We don't need no public education
Taking on a bond issue in a major metropolitan area is new for Dorr, who has worked to defeat at least 32 school bond initiatives that, until this point, have all been in rural Midwestern communities. But like the smaller Minnesota towns that Dorr has visited in the past (which CP reported on in July), Orono isn't safe from Dorr's tactics, which his critics charge include spinning facts, fueling the rumor mill, and pitting community members against one another. In Orono, for example, there's a rumor that the school district is paying a million-dollar life-insurance policy for its former superintendent.

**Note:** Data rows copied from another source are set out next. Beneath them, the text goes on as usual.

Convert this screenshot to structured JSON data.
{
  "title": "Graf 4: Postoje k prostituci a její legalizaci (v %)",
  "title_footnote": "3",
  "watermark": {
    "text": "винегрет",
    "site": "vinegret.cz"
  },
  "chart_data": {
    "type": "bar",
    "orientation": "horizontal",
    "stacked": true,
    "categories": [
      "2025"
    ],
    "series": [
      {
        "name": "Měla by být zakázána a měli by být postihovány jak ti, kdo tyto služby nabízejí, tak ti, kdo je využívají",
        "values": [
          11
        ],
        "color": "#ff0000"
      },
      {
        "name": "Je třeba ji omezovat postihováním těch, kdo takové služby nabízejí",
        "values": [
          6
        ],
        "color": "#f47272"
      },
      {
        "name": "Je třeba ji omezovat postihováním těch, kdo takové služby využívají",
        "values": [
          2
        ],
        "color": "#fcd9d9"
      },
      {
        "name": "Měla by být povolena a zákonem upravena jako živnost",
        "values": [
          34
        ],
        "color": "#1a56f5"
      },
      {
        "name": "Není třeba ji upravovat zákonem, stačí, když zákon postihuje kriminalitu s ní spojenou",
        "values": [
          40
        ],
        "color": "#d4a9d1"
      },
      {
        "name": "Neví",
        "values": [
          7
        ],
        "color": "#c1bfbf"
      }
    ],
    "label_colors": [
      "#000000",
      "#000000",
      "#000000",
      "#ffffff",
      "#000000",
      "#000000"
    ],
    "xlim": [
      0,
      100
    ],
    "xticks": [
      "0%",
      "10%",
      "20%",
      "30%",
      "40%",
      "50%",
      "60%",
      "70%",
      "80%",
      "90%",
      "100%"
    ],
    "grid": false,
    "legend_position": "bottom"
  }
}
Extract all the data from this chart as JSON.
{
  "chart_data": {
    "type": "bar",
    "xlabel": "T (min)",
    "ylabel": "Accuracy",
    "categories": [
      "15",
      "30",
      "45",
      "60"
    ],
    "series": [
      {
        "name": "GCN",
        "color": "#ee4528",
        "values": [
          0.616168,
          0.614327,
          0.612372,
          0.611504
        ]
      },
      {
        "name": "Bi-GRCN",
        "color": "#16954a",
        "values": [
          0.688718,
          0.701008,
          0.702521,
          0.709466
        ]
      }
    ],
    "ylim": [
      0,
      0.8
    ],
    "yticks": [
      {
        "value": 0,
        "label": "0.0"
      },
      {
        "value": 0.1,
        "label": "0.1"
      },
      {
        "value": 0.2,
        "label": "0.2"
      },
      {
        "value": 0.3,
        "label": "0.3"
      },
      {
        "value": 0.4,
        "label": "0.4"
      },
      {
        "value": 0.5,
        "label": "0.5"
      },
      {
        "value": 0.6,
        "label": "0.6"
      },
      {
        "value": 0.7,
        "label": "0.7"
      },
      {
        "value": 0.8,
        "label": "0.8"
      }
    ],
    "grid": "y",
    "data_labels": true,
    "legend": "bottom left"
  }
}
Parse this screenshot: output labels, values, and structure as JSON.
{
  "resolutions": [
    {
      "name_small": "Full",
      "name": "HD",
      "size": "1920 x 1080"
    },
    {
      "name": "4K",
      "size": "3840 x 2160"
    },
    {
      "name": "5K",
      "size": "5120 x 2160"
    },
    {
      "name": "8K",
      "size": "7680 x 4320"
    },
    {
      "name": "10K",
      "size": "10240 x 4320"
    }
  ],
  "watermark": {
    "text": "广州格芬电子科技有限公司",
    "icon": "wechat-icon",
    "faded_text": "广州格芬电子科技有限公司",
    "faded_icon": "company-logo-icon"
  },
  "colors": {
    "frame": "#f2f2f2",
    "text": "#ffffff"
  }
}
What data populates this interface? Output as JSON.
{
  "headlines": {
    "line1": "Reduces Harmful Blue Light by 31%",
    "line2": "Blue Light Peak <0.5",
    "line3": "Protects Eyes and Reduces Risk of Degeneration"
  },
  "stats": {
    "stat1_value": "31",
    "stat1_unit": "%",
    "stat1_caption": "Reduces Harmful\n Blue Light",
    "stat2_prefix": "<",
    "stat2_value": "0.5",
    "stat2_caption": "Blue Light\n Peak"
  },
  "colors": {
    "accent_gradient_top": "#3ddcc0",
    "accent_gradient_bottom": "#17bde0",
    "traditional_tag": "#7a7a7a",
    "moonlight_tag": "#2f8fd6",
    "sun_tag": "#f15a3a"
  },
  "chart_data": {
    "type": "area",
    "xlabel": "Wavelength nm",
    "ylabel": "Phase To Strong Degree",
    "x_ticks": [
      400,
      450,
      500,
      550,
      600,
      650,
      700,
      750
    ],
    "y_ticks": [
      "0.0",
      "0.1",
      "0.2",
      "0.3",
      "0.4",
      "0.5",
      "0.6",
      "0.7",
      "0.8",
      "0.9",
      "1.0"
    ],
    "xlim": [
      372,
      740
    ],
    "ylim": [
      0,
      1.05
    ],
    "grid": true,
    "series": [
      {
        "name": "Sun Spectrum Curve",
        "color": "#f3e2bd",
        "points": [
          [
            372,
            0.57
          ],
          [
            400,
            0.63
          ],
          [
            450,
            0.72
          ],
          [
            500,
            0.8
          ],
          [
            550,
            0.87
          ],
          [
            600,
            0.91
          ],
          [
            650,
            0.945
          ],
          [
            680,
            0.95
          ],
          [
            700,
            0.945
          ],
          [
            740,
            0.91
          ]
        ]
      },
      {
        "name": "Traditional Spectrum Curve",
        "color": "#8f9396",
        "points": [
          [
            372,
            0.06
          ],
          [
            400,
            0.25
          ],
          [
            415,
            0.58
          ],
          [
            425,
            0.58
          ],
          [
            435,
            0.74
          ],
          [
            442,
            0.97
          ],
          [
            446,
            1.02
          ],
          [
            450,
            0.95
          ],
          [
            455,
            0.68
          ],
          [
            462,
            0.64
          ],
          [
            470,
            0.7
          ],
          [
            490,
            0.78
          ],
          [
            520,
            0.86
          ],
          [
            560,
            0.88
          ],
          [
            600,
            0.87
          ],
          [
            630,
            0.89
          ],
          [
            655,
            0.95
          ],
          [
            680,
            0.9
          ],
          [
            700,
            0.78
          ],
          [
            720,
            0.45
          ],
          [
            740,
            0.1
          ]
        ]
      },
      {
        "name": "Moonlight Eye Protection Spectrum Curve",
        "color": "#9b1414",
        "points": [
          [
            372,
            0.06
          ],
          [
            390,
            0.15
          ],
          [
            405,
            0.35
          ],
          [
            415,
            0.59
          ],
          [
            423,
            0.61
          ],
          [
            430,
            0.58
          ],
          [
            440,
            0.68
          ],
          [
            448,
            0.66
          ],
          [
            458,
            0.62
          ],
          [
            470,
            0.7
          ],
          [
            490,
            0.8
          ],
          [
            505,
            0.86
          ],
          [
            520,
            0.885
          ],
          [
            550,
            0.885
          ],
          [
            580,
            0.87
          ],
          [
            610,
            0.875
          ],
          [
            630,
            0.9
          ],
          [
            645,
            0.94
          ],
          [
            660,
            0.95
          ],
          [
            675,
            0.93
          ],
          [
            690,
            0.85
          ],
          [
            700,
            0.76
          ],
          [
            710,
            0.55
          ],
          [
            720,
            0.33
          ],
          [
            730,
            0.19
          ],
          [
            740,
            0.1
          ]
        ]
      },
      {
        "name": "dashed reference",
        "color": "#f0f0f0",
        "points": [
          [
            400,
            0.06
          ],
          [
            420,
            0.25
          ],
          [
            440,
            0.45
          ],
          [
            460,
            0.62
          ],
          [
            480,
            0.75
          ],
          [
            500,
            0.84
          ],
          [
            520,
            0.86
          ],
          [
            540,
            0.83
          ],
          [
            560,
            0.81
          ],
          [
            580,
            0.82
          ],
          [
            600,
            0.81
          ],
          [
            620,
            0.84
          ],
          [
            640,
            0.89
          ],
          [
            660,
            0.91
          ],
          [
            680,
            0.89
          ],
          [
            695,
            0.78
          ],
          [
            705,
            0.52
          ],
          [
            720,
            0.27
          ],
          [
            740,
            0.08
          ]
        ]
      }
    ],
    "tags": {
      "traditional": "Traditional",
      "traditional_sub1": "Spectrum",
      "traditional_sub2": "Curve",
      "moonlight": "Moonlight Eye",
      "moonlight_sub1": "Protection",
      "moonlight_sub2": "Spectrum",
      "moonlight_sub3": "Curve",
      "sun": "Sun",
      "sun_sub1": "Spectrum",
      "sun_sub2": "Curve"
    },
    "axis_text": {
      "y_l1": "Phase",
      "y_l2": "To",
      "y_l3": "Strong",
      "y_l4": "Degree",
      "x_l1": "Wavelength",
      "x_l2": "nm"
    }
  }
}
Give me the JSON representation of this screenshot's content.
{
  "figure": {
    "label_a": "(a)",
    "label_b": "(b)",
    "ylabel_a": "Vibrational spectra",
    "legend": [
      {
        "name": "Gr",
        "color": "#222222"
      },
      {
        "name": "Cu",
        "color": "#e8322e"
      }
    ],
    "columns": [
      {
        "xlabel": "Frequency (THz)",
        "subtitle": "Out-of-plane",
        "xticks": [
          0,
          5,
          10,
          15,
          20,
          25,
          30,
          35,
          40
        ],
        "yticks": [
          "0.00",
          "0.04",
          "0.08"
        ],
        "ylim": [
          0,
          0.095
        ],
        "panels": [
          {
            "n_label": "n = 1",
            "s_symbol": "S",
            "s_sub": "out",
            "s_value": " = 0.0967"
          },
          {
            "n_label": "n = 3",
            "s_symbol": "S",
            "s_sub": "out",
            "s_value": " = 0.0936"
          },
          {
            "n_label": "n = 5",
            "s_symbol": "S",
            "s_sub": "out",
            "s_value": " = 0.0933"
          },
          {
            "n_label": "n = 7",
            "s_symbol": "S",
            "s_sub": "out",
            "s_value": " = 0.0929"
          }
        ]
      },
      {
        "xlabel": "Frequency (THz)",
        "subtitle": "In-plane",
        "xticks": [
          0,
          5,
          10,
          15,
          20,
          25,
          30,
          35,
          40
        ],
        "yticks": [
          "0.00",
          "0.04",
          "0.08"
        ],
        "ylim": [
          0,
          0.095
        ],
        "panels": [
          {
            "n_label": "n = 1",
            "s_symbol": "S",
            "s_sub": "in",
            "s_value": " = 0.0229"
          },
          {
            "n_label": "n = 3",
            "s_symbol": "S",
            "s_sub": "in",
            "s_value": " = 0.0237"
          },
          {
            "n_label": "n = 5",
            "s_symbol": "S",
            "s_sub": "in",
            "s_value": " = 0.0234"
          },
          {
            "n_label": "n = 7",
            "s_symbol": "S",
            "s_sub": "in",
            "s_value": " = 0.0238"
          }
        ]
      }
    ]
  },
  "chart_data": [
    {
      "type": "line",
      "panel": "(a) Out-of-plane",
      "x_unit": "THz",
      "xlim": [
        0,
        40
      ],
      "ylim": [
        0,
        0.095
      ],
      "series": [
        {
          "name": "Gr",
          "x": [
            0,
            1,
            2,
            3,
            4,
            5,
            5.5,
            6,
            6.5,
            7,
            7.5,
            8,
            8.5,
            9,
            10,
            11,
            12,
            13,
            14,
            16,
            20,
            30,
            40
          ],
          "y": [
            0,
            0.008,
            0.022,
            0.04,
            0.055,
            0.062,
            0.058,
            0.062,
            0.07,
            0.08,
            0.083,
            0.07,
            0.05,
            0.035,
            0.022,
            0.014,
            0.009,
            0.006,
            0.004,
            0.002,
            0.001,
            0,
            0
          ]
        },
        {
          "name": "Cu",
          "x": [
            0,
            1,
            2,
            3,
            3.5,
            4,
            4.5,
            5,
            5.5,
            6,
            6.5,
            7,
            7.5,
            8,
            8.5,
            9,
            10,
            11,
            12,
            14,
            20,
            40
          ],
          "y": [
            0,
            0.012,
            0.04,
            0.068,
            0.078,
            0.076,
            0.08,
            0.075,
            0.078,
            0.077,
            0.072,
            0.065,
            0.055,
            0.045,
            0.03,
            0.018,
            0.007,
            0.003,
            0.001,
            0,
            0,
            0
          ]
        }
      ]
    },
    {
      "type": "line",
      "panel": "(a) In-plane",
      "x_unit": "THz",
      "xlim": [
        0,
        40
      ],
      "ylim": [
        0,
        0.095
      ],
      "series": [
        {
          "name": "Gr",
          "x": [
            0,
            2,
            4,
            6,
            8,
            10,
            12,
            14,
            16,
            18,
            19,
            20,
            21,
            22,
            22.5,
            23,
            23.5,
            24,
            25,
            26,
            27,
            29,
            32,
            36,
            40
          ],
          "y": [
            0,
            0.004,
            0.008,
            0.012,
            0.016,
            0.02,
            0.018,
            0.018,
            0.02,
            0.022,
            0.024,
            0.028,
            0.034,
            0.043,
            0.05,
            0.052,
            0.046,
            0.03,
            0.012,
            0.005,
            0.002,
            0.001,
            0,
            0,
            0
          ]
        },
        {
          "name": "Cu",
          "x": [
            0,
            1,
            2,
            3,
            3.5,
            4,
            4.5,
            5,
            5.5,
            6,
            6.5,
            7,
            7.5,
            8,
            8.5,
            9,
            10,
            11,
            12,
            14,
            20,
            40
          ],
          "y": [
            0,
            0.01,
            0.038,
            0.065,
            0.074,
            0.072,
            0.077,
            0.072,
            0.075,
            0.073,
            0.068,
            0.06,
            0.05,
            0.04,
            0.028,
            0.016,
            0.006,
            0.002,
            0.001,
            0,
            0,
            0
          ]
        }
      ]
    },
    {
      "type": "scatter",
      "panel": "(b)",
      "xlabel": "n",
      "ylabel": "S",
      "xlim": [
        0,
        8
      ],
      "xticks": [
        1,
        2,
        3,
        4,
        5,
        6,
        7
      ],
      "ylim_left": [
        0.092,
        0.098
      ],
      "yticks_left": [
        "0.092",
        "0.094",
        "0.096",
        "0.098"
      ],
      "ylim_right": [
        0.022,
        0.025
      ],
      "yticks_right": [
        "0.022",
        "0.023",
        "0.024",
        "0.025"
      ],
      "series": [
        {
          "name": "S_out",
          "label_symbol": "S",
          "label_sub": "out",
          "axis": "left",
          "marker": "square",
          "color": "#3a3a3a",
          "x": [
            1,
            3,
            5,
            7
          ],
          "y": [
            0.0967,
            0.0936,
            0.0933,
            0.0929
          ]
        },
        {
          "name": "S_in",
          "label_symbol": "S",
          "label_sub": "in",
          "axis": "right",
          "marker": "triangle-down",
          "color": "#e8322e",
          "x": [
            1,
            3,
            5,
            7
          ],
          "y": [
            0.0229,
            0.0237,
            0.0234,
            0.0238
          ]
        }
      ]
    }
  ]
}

A home-school proponent who claims that paying taxes for public education is unconstitutional, Dorr is often hired by organizations like Citizens Acting for Responsible Education (CARE), a group that champions education reform and home schooling and whose many members support teaching religion in schools as a part of American history. In Orono, an outspoken member of the CARE committee is Mike Wigley, the chairman of the Taxpayers League of Minnesota. Dorr maintains that his desire to return education to the pre-Civil-War era is irrelevant to his political consulting business, though as he told CP this summer, his plan to dismantle public education is only beginning: "My solution for Christians: Stop fueling tax consumption wherever we lawfully can and abandon their 'schools.' Let them devour themselves without us. We have a future to build."